At an opening ceremony Wednesday, President Gurbanguli Berdymukhamedov used a spade to dig a breach allowing the flow of water from a tributary canal. He declared the lake would make the desert bloom.
"We have brought new life to these once-lifeless sands. I am convinced that our great deeds will be recalled with glory," he said in comments published in the state-run Neutral Turkmenistan newspaper.
After the ceremony, Berdymukhamedov mounted a jewelry-adorned horse given to him by water industry workers, waved to the crowd and rode to a helicopter waiting nearby.
Turkmen leaders say the massive lake will help drain water-logged cotton fields and encourage plant life and attract migratory birds to the desert.
Cotton chemicals in run-off?
Critics have heaped scorn on the project, saying that cotton field run-off is full of poisonous insecticides and fertilizers. Some experts also believe the desert heat will quickly evaporate the water.
The project's grandiosity is not unusual in Turkmenistan, the former Soviet Central Asian republic that gained a reputation for the eccentricity of its late leader, the dictator Saparmurat Niyazov, who proposed the project before his death in 2006.
Niyazov's reign was marked by numerous outlandish building projects, including a soaring tower topped by a golden statue of himself that rotates to constantly face the sun.
Once completed, the lake will span 770 square miles, reach a depth of around 230 feet and hold more than 4,600 billion cubic feet of water. Filling the lake could take 15 years and cost up to $4.5 billion.
According to ambitious government plans, the lake will be filled by a 1,650-mile network of tributary canals.

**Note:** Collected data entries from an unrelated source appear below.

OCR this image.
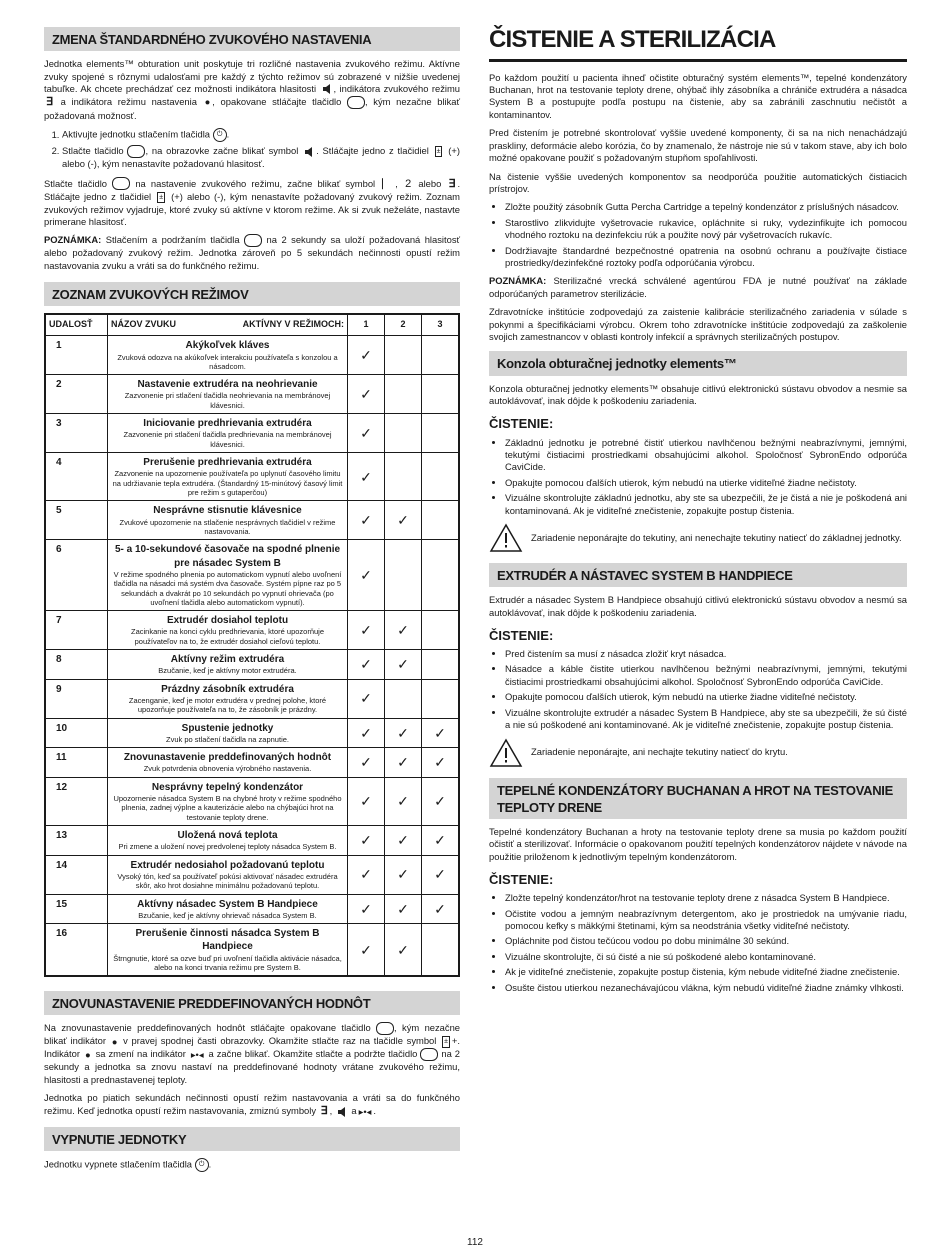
ZMENA ŠTANDARDNÉHO ZVUKOVÉHO NASTAVENIA

Jednotka elements™ obturation unit poskytuje tri rozličné nastavenia zvukového režimu. Aktívne zvuky spojené s rôznymi udalosťami pre každý z týchto režimov sú zobrazené v nižšie uvedenej tabuľke. Ak chcete prechádzať cez možnosti indikátora hlasitosti , indikátora zvukového režimu ∃ a indikátora režimu nastavenia ● , opakovane stláčajte tlačidlo	, kým nezačne blikať požadovaná možnosť.

1. Aktivujte jednotku stlačením tlačidla ⏻ .
2. Stlačte tlačidlo , na obrazovke začne blikať symbol . Stláčajte jedno z tlačidiel ± (+) alebo (-), kým nenastavíte požadovanú hlasitosť.

Stlačte tlačidlo	na nastavenie zvukového režimu, začne blikať symbol ⎸ , 2 alebo ∃ . Stláčajte jedno z tlačidiel ± (+) alebo (-), kým nenastavíte požadovaný zvukový režim. Zoznam zvukových režimov vyjadruje, ktoré zvuky sú aktívne v ktorom režime. Ak si zvuk neželáte, nastavte primerane hlasitosť.

POZNÁMKA: Stlačením a podržaním tlačidla	na 2 sekundy sa uloží požadovaná hlasitosť alebo požadovaný zvukový režim. Jednotka zároveň po 5 sekundách nečinnosti opustí režim nastavovania zvuku a vráti sa do funkčného režimu.

ZOZNAM ZVUKOVÝCH REŽIMOV
UDALOSŤ	NÁZOV ZVUKU AKTÍVNY V REŽIMOCH:	1	2	3
1	Akýkoľvek kláves
Zvuková odozva na akúkoľvek interakciu používateľa s konzolou a násadcom.	✓		
2	Nastavenie extrudéra na neohrievanie
Zazvonenie pri stlačení tlačidla neohrievania na membránovej klávesnici.	✓		
3	Iniciovanie predhrievania extrudéra
Zazvonenie pri stlačení tlačidla predhrievania na membránovej klávesnici.	✓		
4	Prerušenie predhrievania extrudéra
Zazvonenie na upozornenie používateľa po uplynutí časového limitu na udržiavanie tepla extrudéra. (Štandardný 15-minútový časový limit pre režim s gutaperčou)	✓		
5	Nesprávne stisnutie klávesnice
Zvukové upozornenie na stlačenie nesprávnych tlačidiel v režime nastavovania.	✓	✓	
6	5- a 10-sekundové časovače na spodné plnenie pre násadec System B
V režime spodného plnenia po automatickom vypnutí alebo uvoľnení tlačidla na násadci má systém dva časovače. Systém pípne raz po 5 sekundách a dvakrát po 10 sekundách po vypnutí ohrievača (po uvoľnení tlačidla alebo automatickom vypnutí).	✓		
7	Extrudér dosiahol teplotu
Zacinkanie na konci cyklu predhrievania, ktoré upozorňuje používateľov na to, že extrudér dosiahol cieľovú teplotu.	✓	✓	
8	Aktívny režim extrudéra
Bzučanie, keď je aktívny motor extrudéra.	✓	✓	
9	Prázdny zásobník extrudéra
Zacenganie, keď je motor extrudéra v prednej polohe, ktoré upozorňuje používateľa na to, že zásobník je prázdny.	✓		
10	Spustenie jednotky
Zvuk po stlačení tlačidla na zapnutie.	✓	✓	✓
11	Znovunastavenie preddefinovaných hodnôt
Zvuk potvrdenia obnovenia výrobného nastavenia.	✓	✓	✓
12	Nesprávny tepelný kondenzátor
Upozornenie násadca System B na chybné hroty v režime spodného plnenia, zadnej výplne a kauterizácie alebo na chýbajúci hrot na testovanie teploty drene.	✓	✓	✓
13	Uložená nová teplota
Pri zmene a uložení novej predvolenej teploty násadca System B.	✓	✓	✓
14	Extrudér nedosiahol požadovanú teplotu
Vysoký tón, keď sa používateľ pokúsi aktivovať násadec extrudéra skôr, ako hrot dosiahne minimálnu požadovanú teplotu.	✓	✓	✓
15	Aktívny násadec System B Handpiece
Bzučanie, keď je aktívny ohrievač násadca System B.	✓	✓	✓
16	Prerušenie činnosti násadca System B Handpiece
Štrngnutie, ktoré sa ozve buď pri uvoľnení tlačidla aktivácie násadca, alebo na konci trvania režimu pre System B.	✓	✓	
ZNOVUNASTAVENIE PREDDEFINOVANÝCH HODNÔT

Na znovunastavenie preddefinovaných hodnôt stláčajte opakovane tlačidlo , kým nezačne blikať indikátor ● v pravej spodnej časti obrazovky. Okamžite stlačte raz na tlačidle symbol ± +. Indikátor ● sa zmení na indikátor ▸•◂ a začne blikať. Okamžite stlačte a podržte tlačidlo	na 2 sekundy a jednotka sa znovu nastaví na preddefinované hodnoty vrátane zvukového režimu, hlasitosti a prednastavenej teploty.

Jednotka po piatich sekundách nečinnosti opustí režim nastavovania a vráti sa do funkčného režimu. Keď jednotka opustí režim nastavovania, zmiznú symboly ∃ ,  a ▸•◂ .

VYPNUTIE JEDNOTKY

Jednotku vypnete stlačením tlačidla ⏻ .

ČISTENIE A STERILIZÁCIA

Po každom použití u pacienta ihneď očistite obturačný systém elements™, tepelné kondenzátory Buchanan, hrot na testovanie teploty drene, ohýbač ihly zásobníka a chrániče extrudéra a násadca System B a postupujte podľa postupu na čistenie, aby sa zabránili zaschnutiu nečistôt a kontaminantov.

Pred čistením je potrebné skontrolovať vyššie uvedené komponenty, či sa na nich nenachádzajú praskliny, deformácie alebo korózia, čo by znamenalo, že nástroje nie sú v takom stave, aby ich bolo možné opakovane použiť s požadovaným stupňom spoľahlivosti.

Na čistenie vyššie uvedených komponentov sa neodporúča použitie automatických čistiacich prístrojov.

• Zložte použitý zásobník Gutta Percha Cartridge a tepelný kondenzátor z príslušných násadcov.
• Starostlivo zlikvidujte vyšetrovacie rukavice, opláchnite si ruky, vydezinfikujte ich pomocou vhodného roztoku na dezinfekciu rúk a použite nový pár vyšetrovacích rukavíc.
• Dodržiavajte štandardné bezpečnostné opatrenia na osobnú ochranu a používajte čistiace prostriedky/dezinfekčné roztoky podľa odporúčania výrobcu.

POZNÁMKA: Sterilizačné vrecká schválené agentúrou FDA je nutné používať na základe odporúčaných parametrov sterilizácie.

Zdravotnícke inštitúcie zodpovedajú za zaistenie kalibrácie sterilizačného zariadenia v súlade s pokynmi a špecifikáciami výrobcu. Okrem toho zdravotnícke inštitúcie zodpovedajú za zaškolenie svojich zamestnancov v oblasti kontroly infekcií a správnych sterilizačných postupov.

Konzola obturačnej jednotky elements™

Konzola obturačnej jednotky elements™ obsahuje citlivú elektronickú sústavu obvodov a nesmie sa autoklávovať, inak dôjde k poškodeniu zariadenia.

ČISTENIE:
• Základnú jednotku je potrebné čistiť utierkou navlhčenou bežnými neabrazívnymi, jemnými, tekutými čistiacimi prostriedkami obsahujúcimi alkohol. Spoločnosť SybronEndo odporúča CaviCide.
• Opakujte pomocou ďalších utierok, kým nebudú na utierke viditeľné žiadne nečistoty.
• Vizuálne skontrolujte základnú jednotku, aby ste sa ubezpečili, že je čistá a nie je poškodená ani kontaminovaná. Ak je viditeľné znečistenie, zopakujte postup čistenia.
Zariadenie neponárajte do tekutiny, ani nenechajte tekutiny natiecť do základnej jednotky.
EXTRUDÉR A NÁSTAVEC SYSTEM B HANDPIECE

Extrudér a násadec System B Handpiece obsahujú citlivú elektronickú sústavu obvodov a nesmú sa autoklávovať, inak dôjde k poškodeniu zariadenia.

ČISTENIE:
• Pred čistením sa musí z násadca zložiť kryt násadca.
• Násadce a káble čistite utierkou navlhčenou bežnými neabrazívnymi, jemnými, tekutými čistiacimi prostriedkami obsahujúcimi alkohol. Spoločnosť SybronEndo odporúča CaviCide.
• Opakujte pomocou ďalších utierok, kým nebudú na utierke žiadne viditeľné nečistoty.
• Vizuálne skontrolujte extrudér a násadec System B Handpiece, aby ste sa ubezpečili, že sú čisté a nie sú poškodené ani kontaminované. Ak je viditeľné znečistenie, zopakujte postup čistenia.
Zariadenie neponárajte, ani nechajte tekutiny natiecť do krytu.
TEPELNÉ KONDENZÁTORY BUCHANAN A HROT NA TESTOVANIE TEPLOTY DRENE

Tepelné kondenzátory Buchanan a hroty na testovanie teploty drene sa musia po každom použití očistiť a sterilizovať. Informácie o opakovanom použití tepelných kondenzátorov nájdete v návode na použitie priloženom k jednotlivým tepelným kondenzátorom.

ČISTENIE:
• Zložte tepelný kondenzátor/hrot na testovanie teploty drene z násadca System B Handpiece.
• Očistite vodou a jemným neabrazívnym detergentom, ako je prostriedok na umývanie riadu, pomocou kefky s mäkkými štetinami, kým sa neodstránia všetky viditeľné nečistoty.
• Opláchnite pod čistou tečúcou vodou po dobu minimálne 30 sekúnd.
• Vizuálne skontrolujte, či sú čisté a nie sú poškodené alebo kontaminované.
• Ak je viditeľné znečistenie, zopakujte postup čistenia, kým nebude viditeľné žiadne znečistenie.
• Osušte čistou utierkou nezanechávajúcou vlákna, kým nebudú viditeľné žiadne známky vlhkosti.
112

"These canals will serve as a major source of irrigation to turn the Karakum into a blossoming oasis," Berdymukhamedov told a crowd of more than a thousand people that included top government officials, diplomats and local dignitaries.
Another Aral Sea?
For decades, Central Asia's environment has suffered as a result of Soviet-era irrigation projects. The Aral Sea, which once lay on the border between the former Soviet republics of Kazakhstan and Uzbekistan, was the world's fourth-largest lake, but has since shrunk by almost 90 percent, devastating fisheries as salinity levels spiked.
The Turkmen government says, however, that the Golden Age Lake will promote the conservation and sensible use of water resources, in addition to preventing damage to archaeological sites near agricultural fields.
Growing populations and income levels coupled with poor coordination of water have strained Central Asia's water supplies. Communities throughout the region routinely suffer water shortages, which ruin crops and force up prices for staple foods.
Although Golden Age Lake is only expected to rely on irrigation run-off, some observers fear that Turkmenistan may seek to siphon water from the Syr Darya River, which runs along the country's northern border with Uzbekistan. That could trigger a dispute between the two countries and inflict further damage of the environment.